Supported OpenClaw versions
Requires 2026.4.25 or newer. Earlier versions either reject hooks.allowConversationAccess outright (≤ 2026.4.21) or have unverified dispatch gating (2026.4.22 – 2026.4.24). The CLI aborts on older versions; manual installs run into validation errors. Run npm install -g openclaw@latest to upgrade.
Troubleshooting
No traces appear in Latitude.
Confirm the gateway was restarted after install. Then check the gateway log:
grep -E "blocked|plugin not found|latitude" /tmp/openclaw/openclaw-*.log | tail
A blocked line means hooks.allowConversationAccess is false or missing — re-run install, or set both flags as shown in Manual configuration. A plugin not found line means the runtime didn’t install — re-run openclaw plugins install @latitude-data/openclaw-telemetry@0.0.7.
If the log looks clean, set LATITUDE_DEBUG=1 on the gateway and trigger another run; the plugin will print diagnostic output explaining why the upload didn’t happen (most often a wrong API key, wrong project slug, or unreachable network).
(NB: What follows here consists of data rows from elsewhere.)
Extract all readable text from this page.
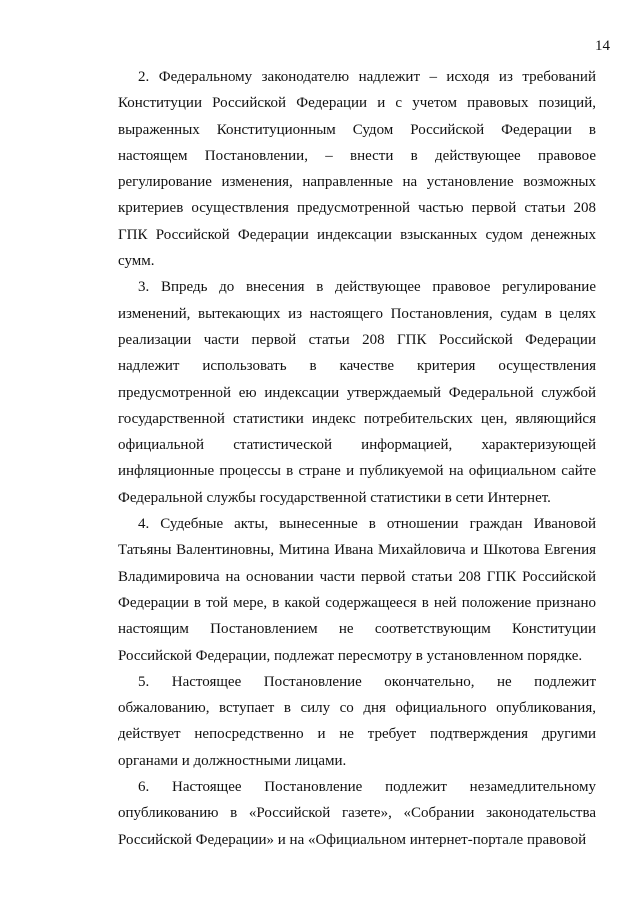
14

2. Федеральному законодателю надлежит – исходя из требований Конституции Российской Федерации и с учетом правовых позиций, выраженных Конституционным Судом Российской Федерации в настоящем Постановлении, – внести в действующее правовое регулирование изменения, направленные на установление возможных критериев осуществления предусмотренной частью первой статьи 208 ГПК Российской Федерации индексации взысканных судом денежных сумм.

3. Впредь до внесения в действующее правовое регулирование изменений, вытекающих из настоящего Постановления, судам в целях реализации части первой статьи 208 ГПК Российской Федерации надлежит использовать в качестве критерия осуществления предусмотренной ею индексации утверждаемый Федеральной службой государственной статистики индекс потребительских цен, являющийся официальной статистической информацией, характеризующей инфляционные процессы в стране и публикуемой на официальном сайте Федеральной службы государственной статистики в сети Интернет.

4. Судебные акты, вынесенные в отношении граждан Ивановой Татьяны Валентиновны, Митина Ивана Михайловича и Шкотова Евгения Владимировича на основании части первой статьи 208 ГПК Российской Федерации в той мере, в какой содержащееся в ней положение признано настоящим Постановлением не соответствующим Конституции Российской Федерации, подлежат пересмотру в установленном порядке.

5. Настоящее Постановление окончательно, не подлежит обжалованию, вступает в силу со дня официального опубликования, действует непосредственно и не требует подтверждения другими органами и должностными лицами.

6. Настоящее Постановление подлежит незамедлительному опубликованию в «Российской газете», «Собрании законодательства Российской Федерации» и на «Официальном интернет-портале правовой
Spans show timings but no message content.
You’re in structural-only mode. Set config.allowConversationAccess to true (keeping hooks.allowConversationAccess at true) and restart the gateway.
Codex- or Claude-Code-backed agents show one model_call per attempt instead of N.
Expected — see Backend caveat above.
Gateway warns about non-bundled plugins on every restart.
The plugin isn’t in plugins.allow. Run:
openclaw config set 'plugins.allow' '["@latitude-data/openclaw-telemetry"]'
(Include any other plugins you already had in the array — config set can’t append.)
openclaw config validate fails after manual install.
Most likely a missing hooks.allowConversationAccess write or a quoting issue with the bracket-notation paths. Compare your ~/.openclaw/openclaw.json against the hand-edit template above.